Surface impedance data at 19 and 87 GHz of high-quality epitaxial YBCO films on different substrates are compared with data for Nb3Sn films on sapphire in terms of pair and quasiparticle (qp) transport. Surface resistance Rs and penetration depth λ of YBCO are strongly affected by temperature dependent qp scattering, which is depressed in films with enhanced lattice strain. All films showed a comparable residual resistance Rres(19 GHz)∼90 μΩ constituting a qp reservoir which is likely to be caused by the electronic configuration and by impurities. Subtracting Rres from Rs(T) revealed activated behavior with a reduced energy gap Δ0/kBTc∼0.9 for a film on sapphire, but power-law behavior for the other films.
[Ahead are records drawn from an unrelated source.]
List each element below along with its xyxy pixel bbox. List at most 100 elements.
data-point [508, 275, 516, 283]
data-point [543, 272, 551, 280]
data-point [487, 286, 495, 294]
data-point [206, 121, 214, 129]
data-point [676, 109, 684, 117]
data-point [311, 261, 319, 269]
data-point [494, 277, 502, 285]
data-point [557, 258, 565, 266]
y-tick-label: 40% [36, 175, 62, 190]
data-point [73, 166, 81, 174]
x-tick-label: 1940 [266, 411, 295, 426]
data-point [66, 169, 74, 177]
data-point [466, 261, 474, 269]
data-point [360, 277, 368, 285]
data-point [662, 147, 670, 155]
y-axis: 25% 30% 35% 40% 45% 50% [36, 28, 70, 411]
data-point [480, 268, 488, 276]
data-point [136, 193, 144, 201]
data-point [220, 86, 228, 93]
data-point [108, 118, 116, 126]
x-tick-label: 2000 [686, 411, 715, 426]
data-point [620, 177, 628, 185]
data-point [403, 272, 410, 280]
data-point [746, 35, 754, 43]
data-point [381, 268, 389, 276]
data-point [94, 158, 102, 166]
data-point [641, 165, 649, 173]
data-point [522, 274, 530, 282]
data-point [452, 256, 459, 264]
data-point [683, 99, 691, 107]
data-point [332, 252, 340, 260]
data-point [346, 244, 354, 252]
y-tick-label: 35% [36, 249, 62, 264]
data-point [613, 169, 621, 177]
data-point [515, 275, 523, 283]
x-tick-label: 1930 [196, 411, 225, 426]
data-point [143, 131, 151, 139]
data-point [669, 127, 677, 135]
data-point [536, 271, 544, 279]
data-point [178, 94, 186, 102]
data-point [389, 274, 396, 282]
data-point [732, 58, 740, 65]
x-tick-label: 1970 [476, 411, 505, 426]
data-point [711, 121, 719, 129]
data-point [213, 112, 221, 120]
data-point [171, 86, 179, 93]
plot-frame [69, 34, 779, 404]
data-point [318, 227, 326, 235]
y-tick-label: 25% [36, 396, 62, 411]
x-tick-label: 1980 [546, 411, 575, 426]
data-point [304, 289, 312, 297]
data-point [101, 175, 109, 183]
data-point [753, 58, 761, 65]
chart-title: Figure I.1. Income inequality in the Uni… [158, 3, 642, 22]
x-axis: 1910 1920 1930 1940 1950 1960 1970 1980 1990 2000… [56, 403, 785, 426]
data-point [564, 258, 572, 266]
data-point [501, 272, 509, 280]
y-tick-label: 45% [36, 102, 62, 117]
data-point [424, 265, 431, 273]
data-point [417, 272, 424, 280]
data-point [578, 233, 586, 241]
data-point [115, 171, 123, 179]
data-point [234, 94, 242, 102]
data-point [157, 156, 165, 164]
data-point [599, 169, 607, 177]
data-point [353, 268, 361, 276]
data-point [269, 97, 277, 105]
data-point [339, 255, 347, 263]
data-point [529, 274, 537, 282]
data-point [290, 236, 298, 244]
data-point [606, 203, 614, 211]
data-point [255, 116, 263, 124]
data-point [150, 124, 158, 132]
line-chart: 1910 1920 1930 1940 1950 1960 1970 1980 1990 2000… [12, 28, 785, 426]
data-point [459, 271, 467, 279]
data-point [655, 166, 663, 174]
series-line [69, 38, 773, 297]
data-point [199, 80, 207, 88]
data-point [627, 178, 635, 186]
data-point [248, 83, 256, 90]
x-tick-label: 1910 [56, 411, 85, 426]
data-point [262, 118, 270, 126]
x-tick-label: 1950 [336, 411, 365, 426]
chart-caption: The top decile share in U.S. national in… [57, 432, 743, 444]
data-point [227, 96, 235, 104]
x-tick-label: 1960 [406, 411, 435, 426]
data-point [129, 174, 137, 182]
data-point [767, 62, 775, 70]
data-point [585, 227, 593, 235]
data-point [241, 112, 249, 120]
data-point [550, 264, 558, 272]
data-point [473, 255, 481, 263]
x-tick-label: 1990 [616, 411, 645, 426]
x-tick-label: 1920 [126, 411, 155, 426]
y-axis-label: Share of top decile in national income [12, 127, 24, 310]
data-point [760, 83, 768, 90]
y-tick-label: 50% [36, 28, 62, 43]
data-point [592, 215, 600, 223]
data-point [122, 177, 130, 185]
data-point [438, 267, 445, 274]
The penetration depth did not reveal power-law dependences at T≤0.5 ·Tc, but was consistent with a reduced energy gap of 0.45 for a film on MgO. The increase of λ(T) at T≥0.5 · Tc was related to qp scattering, which also caused an extremal conductivity σ1(T). A shoulder in λ(T) at T=(0.6–0.7) · Tc confirmed evidence for the existence of two superconducting bands. The magnetic-field induced recovery of λ(B) of various YBCO films hinted for an important role of magnetic scattering. The results are in contradiction to a d-wave symmetry of the order parameter, at least for the chain band.